For instance, during high-demand seasons, such as a week-long festival, property managers might require a minimum stay of seven days to capitalize on the influx of guests seeking longer bookings. This strategy ensures higher occupancy during peak periods and compensates for lower occupancy during off-seasons.
However, using minimum stay restrictions requires a thorough understanding of your market and booking trends. Setting a longer minimum stay when the trend favors shorter stays can lead to missed booking opportunities. Anticipating guest needs and aligning your strategy with market demands can make this approach highly profitable.
More Beds Equal More Guests
Travelers often prefer larger groups to split costs, making accommodation more affordable. You can attract more guests by making your vacation rental suitable for larger groups and providing more sleeping arrangements. Additionally, you can charge extra to accommodate additional guests, increasing your rental income.
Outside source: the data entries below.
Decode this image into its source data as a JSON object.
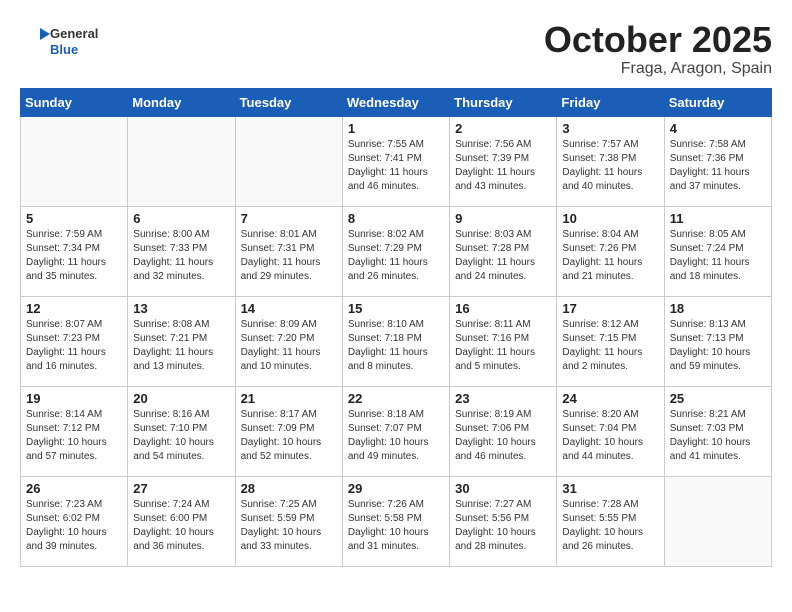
{
  "header": {
    "logo_general": "General",
    "logo_blue": "Blue",
    "month": "October 2025",
    "location": "Fraga, Aragon, Spain"
  },
  "weekdays": [
    "Sunday",
    "Monday",
    "Tuesday",
    "Wednesday",
    "Thursday",
    "Friday",
    "Saturday"
  ],
  "weeks": [
    [
      {
        "day": "",
        "info": ""
      },
      {
        "day": "",
        "info": ""
      },
      {
        "day": "",
        "info": ""
      },
      {
        "day": "1",
        "info": "Sunrise: 7:55 AM\nSunset: 7:41 PM\nDaylight: 11 hours\nand 46 minutes."
      },
      {
        "day": "2",
        "info": "Sunrise: 7:56 AM\nSunset: 7:39 PM\nDaylight: 11 hours\nand 43 minutes."
      },
      {
        "day": "3",
        "info": "Sunrise: 7:57 AM\nSunset: 7:38 PM\nDaylight: 11 hours\nand 40 minutes."
      },
      {
        "day": "4",
        "info": "Sunrise: 7:58 AM\nSunset: 7:36 PM\nDaylight: 11 hours\nand 37 minutes."
      }
    ],
    [
      {
        "day": "5",
        "info": "Sunrise: 7:59 AM\nSunset: 7:34 PM\nDaylight: 11 hours\nand 35 minutes."
      },
      {
        "day": "6",
        "info": "Sunrise: 8:00 AM\nSunset: 7:33 PM\nDaylight: 11 hours\nand 32 minutes."
      },
      {
        "day": "7",
        "info": "Sunrise: 8:01 AM\nSunset: 7:31 PM\nDaylight: 11 hours\nand 29 minutes."
      },
      {
        "day": "8",
        "info": "Sunrise: 8:02 AM\nSunset: 7:29 PM\nDaylight: 11 hours\nand 26 minutes."
      },
      {
        "day": "9",
        "info": "Sunrise: 8:03 AM\nSunset: 7:28 PM\nDaylight: 11 hours\nand 24 minutes."
      },
      {
        "day": "10",
        "info": "Sunrise: 8:04 AM\nSunset: 7:26 PM\nDaylight: 11 hours\nand 21 minutes."
      },
      {
        "day": "11",
        "info": "Sunrise: 8:05 AM\nSunset: 7:24 PM\nDaylight: 11 hours\nand 18 minutes."
      }
    ],
    [
      {
        "day": "12",
        "info": "Sunrise: 8:07 AM\nSunset: 7:23 PM\nDaylight: 11 hours\nand 16 minutes."
      },
      {
        "day": "13",
        "info": "Sunrise: 8:08 AM\nSunset: 7:21 PM\nDaylight: 11 hours\nand 13 minutes."
      },
      {
        "day": "14",
        "info": "Sunrise: 8:09 AM\nSunset: 7:20 PM\nDaylight: 11 hours\nand 10 minutes."
      },
      {
        "day": "15",
        "info": "Sunrise: 8:10 AM\nSunset: 7:18 PM\nDaylight: 11 hours\nand 8 minutes."
      },
      {
        "day": "16",
        "info": "Sunrise: 8:11 AM\nSunset: 7:16 PM\nDaylight: 11 hours\nand 5 minutes."
      },
      {
        "day": "17",
        "info": "Sunrise: 8:12 AM\nSunset: 7:15 PM\nDaylight: 11 hours\nand 2 minutes."
      },
      {
        "day": "18",
        "info": "Sunrise: 8:13 AM\nSunset: 7:13 PM\nDaylight: 10 hours\nand 59 minutes."
      }
    ],
    [
      {
        "day": "19",
        "info": "Sunrise: 8:14 AM\nSunset: 7:12 PM\nDaylight: 10 hours\nand 57 minutes."
      },
      {
        "day": "20",
        "info": "Sunrise: 8:16 AM\nSunset: 7:10 PM\nDaylight: 10 hours\nand 54 minutes."
      },
      {
        "day": "21",
        "info": "Sunrise: 8:17 AM\nSunset: 7:09 PM\nDaylight: 10 hours\nand 52 minutes."
      },
      {
        "day": "22",
        "info": "Sunrise: 8:18 AM\nSunset: 7:07 PM\nDaylight: 10 hours\nand 49 minutes."
      },
      {
        "day": "23",
        "info": "Sunrise: 8:19 AM\nSunset: 7:06 PM\nDaylight: 10 hours\nand 46 minutes."
      },
      {
        "day": "24",
        "info": "Sunrise: 8:20 AM\nSunset: 7:04 PM\nDaylight: 10 hours\nand 44 minutes."
      },
      {
        "day": "25",
        "info": "Sunrise: 8:21 AM\nSunset: 7:03 PM\nDaylight: 10 hours\nand 41 minutes."
      }
    ],
    [
      {
        "day": "26",
        "info": "Sunrise: 7:23 AM\nSunset: 6:02 PM\nDaylight: 10 hours\nand 39 minutes."
      },
      {
        "day": "27",
        "info": "Sunrise: 7:24 AM\nSunset: 6:00 PM\nDaylight: 10 hours\nand 36 minutes."
      },
      {
        "day": "28",
        "info": "Sunrise: 7:25 AM\nSunset: 5:59 PM\nDaylight: 10 hours\nand 33 minutes."
      },
      {
        "day": "29",
        "info": "Sunrise: 7:26 AM\nSunset: 5:58 PM\nDaylight: 10 hours\nand 31 minutes."
      },
      {
        "day": "30",
        "info": "Sunrise: 7:27 AM\nSunset: 5:56 PM\nDaylight: 10 hours\nand 28 minutes."
      },
      {
        "day": "31",
        "info": "Sunrise: 7:28 AM\nSunset: 5:55 PM\nDaylight: 10 hours\nand 26 minutes."
      },
      {
        "day": "",
        "info": ""
      }
    ]
  ]
}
Target Business Travelers During Non-Peak Seasons
Seasonal tourism can make it challenging to secure bookings during off-peak months. However, business travelers and digital nomads travel year-round. You can maintain steady bookings throughout the year by making your rental appealing to this group.
Consider offering discounts for extended stays, reliable Wi-Fi, and a comfortable work-from-home setup. Marketing your property to business travelers and remote workers can help ensure consistent bookings, even during non-peak seasons.
By adopting dynamic pricing and these intelligent strategies, you can maximize your vacation rental’s potential, ensuring higher occupancy and increased revenue.
Key Takeaways:
- Dynamic pricing adapts rates based on real-time market demand, optimizing revenue for vacation rental owners.
- Automated pricing adjustments save time and ensure competitiveness in a rapidly changing market.
- Choosing the right dynamic pricing tool involves considering integration, pricing plans, and user interface.
- Implementation of dynamic pricing strategies, like minimum stay restrictions, targets specific guest segments to maximize occupancy and revenue.
- By embracing dynamic pricing, vacation rental owners can stay competitive, adapt to market changes, and optimize revenue potential.